The Mortgage Bankers Association says applications for refinance loans soared 18.2 percent over the last month, while applications for loans to purchase homes barely budged. The association reported 63 percent of applicants want to refinance, up from about 50 percent last year.
"We've seen more refis than we ordinarily would see," said Bill Mullin, president of NE Moves Mortgage, an arm of Coldwell Banker Residential Brokerage that specializes in lending. He said he was optimistic that home buying also would increase in the spring.
But rates are just part of what makes a home affordable and attractive as an investment. And all the other parts have gone wrong simultaneously.
Tighter lending standards counteract the impact of lower interest rates. A lower rate makes it cheaper to borrow a dollar, which means a person can borrow more dollars. But tighter standards reduce the number of dollars a person can borrow - or prevents him from borrowing anything at all.
Falling housing prices might seem to be a remedy, allowing people to purchase a home for less money. But many people are waiting for prices to stop falling, while others can't buy until they sell the homes they own. And economists say prices are likely to keep falling into 2009.
The souring economy is leaving people with less money to spend on housing.
"Buying a house right now is really risky," said Newport, of Global Insight. "In many cases, it's smarter to rent."
The moment remains ripe for those who can qualify for a refinancing loan. Mortgage rates have dropped 1 percentage point since July. On a $300,000 loan, that's a difference of about $200 a month. History says the bottom is near.
And waiting has its own perils: While rates are dropping, lenders continue to tighten qualification standards.
"Borrowers gambling on lower rates could find tighter underwriting guidelines throw cold water on their plans," said Greg McBride, senior financial analyst for Bankrate.com. "If you're in the market to refinance and you can qualify for a loan, do it now, because the underwriting guidelines are just as much a moving target as interest rates."
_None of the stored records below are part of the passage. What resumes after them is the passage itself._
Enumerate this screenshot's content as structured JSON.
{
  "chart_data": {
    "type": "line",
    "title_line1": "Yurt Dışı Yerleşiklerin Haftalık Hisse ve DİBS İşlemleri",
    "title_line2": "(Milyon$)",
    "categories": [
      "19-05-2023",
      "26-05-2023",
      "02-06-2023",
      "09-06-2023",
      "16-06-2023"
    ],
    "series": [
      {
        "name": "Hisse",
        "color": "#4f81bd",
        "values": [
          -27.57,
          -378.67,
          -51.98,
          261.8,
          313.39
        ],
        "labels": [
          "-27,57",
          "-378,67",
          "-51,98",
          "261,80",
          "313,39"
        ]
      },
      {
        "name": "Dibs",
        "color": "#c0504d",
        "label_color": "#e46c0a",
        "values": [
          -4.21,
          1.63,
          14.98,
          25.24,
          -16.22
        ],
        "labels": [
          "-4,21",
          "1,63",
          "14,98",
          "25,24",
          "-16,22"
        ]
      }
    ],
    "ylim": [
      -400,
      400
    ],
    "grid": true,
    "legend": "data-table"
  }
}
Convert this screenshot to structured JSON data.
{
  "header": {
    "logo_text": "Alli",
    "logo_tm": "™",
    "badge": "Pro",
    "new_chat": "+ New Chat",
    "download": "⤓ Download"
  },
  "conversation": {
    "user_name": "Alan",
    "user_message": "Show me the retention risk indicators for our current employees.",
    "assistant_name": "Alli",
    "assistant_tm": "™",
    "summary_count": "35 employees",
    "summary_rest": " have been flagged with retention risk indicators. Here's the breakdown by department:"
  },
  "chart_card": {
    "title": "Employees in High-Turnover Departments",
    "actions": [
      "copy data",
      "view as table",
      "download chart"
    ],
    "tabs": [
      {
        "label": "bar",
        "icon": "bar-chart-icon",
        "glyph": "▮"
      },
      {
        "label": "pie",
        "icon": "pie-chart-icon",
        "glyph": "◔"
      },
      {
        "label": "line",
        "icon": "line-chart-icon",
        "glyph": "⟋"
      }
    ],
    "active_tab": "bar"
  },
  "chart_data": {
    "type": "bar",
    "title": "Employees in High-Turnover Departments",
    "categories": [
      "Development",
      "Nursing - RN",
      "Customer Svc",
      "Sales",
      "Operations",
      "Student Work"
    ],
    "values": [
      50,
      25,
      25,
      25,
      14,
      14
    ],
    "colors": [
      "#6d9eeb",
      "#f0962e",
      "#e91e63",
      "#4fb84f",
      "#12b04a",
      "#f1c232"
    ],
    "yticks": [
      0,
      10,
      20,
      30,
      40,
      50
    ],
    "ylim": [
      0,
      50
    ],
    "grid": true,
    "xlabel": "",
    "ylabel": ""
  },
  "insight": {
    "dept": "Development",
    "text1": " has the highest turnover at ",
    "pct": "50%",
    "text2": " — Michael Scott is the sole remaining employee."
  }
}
Also, mortgage rates could start rising again, even if the Fed keeps cutting short-term rates.
The interest rates on mortgages are determined by investors who bid to purchase loans from mortgage companies. The price goes down when competition increases, generally because other investments seem less attractive.
If the Fed succeeds in turning the economy, competition to buy mortgages may decrease, which would tend to increase interest rates, undermining the largest factor working in favor of the housing market.